Colts 16, Bears 14 (3:36 remaining, 2nd quarter)
I think we can all concur that the single most exciting development surrounding this clash is the fact that Philip B. Wilson and The Edge are still on texting terms.
While I’m pleased to see Peyton Manning catching serious grief for his advertising work, today’s game also serves as an unwelcome reminder that Ian Michael Black is still whoring whatever little talent he’s got on behalf of
potassium benzoate pushers.
If you’re one of the 10 people that saw Steve Buscemi’s “Animal Factory”, I don’t have to sell you on the casting of Tom Arnold as a high school swim coach.
Just once, can we please have a major sporting event without one Big & Rich sighting? Other than the NHL All-Star Game, I mean.
David Spade playing the part of a lothario type in 2007 is just plain stupid. David Spade wearing a ziploc bag in public, however, is kind of funny, though probably not enough to base an entire situation comedy around.
I’m pretty sure I won’t be purchasing a Garmin GPS system anytime soon, but I was very happy to see Royston Vasey’s Creme Brulee’ making their long awaited comeback on behalf of the firm.

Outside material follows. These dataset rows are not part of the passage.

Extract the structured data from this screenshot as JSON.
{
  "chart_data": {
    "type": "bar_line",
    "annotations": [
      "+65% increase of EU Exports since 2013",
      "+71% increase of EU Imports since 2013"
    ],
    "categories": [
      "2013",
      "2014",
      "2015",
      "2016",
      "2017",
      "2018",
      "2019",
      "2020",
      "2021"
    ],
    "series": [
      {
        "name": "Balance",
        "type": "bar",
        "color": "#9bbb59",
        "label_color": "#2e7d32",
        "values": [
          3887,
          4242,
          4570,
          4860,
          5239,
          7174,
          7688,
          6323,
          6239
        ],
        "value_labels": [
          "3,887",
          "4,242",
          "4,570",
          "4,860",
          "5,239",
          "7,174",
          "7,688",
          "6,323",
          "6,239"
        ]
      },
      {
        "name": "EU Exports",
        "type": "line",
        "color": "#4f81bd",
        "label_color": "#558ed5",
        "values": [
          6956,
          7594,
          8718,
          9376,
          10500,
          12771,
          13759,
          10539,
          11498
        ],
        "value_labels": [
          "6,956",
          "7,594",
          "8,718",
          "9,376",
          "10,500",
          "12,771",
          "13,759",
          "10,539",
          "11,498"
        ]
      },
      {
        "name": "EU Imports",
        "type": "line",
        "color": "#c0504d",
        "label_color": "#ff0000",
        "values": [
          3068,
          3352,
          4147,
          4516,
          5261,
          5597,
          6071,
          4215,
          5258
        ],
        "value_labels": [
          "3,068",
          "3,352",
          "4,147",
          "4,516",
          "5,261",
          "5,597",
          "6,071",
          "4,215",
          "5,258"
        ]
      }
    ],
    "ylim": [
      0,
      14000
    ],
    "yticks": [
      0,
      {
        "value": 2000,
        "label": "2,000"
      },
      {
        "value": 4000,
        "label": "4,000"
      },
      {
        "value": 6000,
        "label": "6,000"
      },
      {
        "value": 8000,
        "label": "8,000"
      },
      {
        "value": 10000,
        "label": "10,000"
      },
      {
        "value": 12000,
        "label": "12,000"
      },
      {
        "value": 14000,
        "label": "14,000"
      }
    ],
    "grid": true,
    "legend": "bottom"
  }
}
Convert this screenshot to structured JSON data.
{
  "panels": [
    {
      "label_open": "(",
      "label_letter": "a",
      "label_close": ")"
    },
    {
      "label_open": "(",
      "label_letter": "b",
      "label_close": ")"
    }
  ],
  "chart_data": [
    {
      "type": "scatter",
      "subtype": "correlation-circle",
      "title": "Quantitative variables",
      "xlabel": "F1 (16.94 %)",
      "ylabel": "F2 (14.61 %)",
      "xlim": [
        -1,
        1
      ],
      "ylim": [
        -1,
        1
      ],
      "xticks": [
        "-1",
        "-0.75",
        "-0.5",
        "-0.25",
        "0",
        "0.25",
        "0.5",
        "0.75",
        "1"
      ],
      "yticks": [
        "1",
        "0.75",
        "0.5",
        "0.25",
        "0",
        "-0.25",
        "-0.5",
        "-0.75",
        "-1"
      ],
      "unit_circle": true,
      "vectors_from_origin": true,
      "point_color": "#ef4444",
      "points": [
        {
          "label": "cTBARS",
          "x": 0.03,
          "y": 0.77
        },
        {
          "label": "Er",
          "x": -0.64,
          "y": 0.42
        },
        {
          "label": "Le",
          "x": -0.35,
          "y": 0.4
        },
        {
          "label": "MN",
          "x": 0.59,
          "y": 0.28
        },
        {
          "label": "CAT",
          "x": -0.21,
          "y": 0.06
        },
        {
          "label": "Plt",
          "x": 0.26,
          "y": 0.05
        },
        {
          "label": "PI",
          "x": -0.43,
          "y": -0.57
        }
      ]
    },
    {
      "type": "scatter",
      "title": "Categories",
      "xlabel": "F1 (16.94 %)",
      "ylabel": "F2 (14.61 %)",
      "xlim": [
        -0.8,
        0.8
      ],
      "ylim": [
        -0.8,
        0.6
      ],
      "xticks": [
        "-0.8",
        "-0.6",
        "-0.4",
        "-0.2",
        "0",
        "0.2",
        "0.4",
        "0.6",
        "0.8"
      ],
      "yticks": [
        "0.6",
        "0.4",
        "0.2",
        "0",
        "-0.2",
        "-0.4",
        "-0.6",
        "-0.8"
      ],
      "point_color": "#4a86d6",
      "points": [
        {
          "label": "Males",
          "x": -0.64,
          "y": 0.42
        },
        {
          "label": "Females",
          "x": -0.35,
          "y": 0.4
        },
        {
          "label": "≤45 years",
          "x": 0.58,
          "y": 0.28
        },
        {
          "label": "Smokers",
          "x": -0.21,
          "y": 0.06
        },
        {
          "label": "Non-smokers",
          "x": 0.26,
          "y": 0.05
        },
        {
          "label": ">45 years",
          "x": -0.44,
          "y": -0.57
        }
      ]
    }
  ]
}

(Les McQueen, after getting bad directions to the Garmin shoot)
I hate people who like Super Bowl commercials. There hasn’t been a funny/good/tolerable ad in many years. During breaks, I was watching Puppy Bowl III and the Kitty Half-Time Show on Animal Planet. It kicked the ass of whichever commercial decided that it would be really original to use the theme from 2001: A Space Odyssey.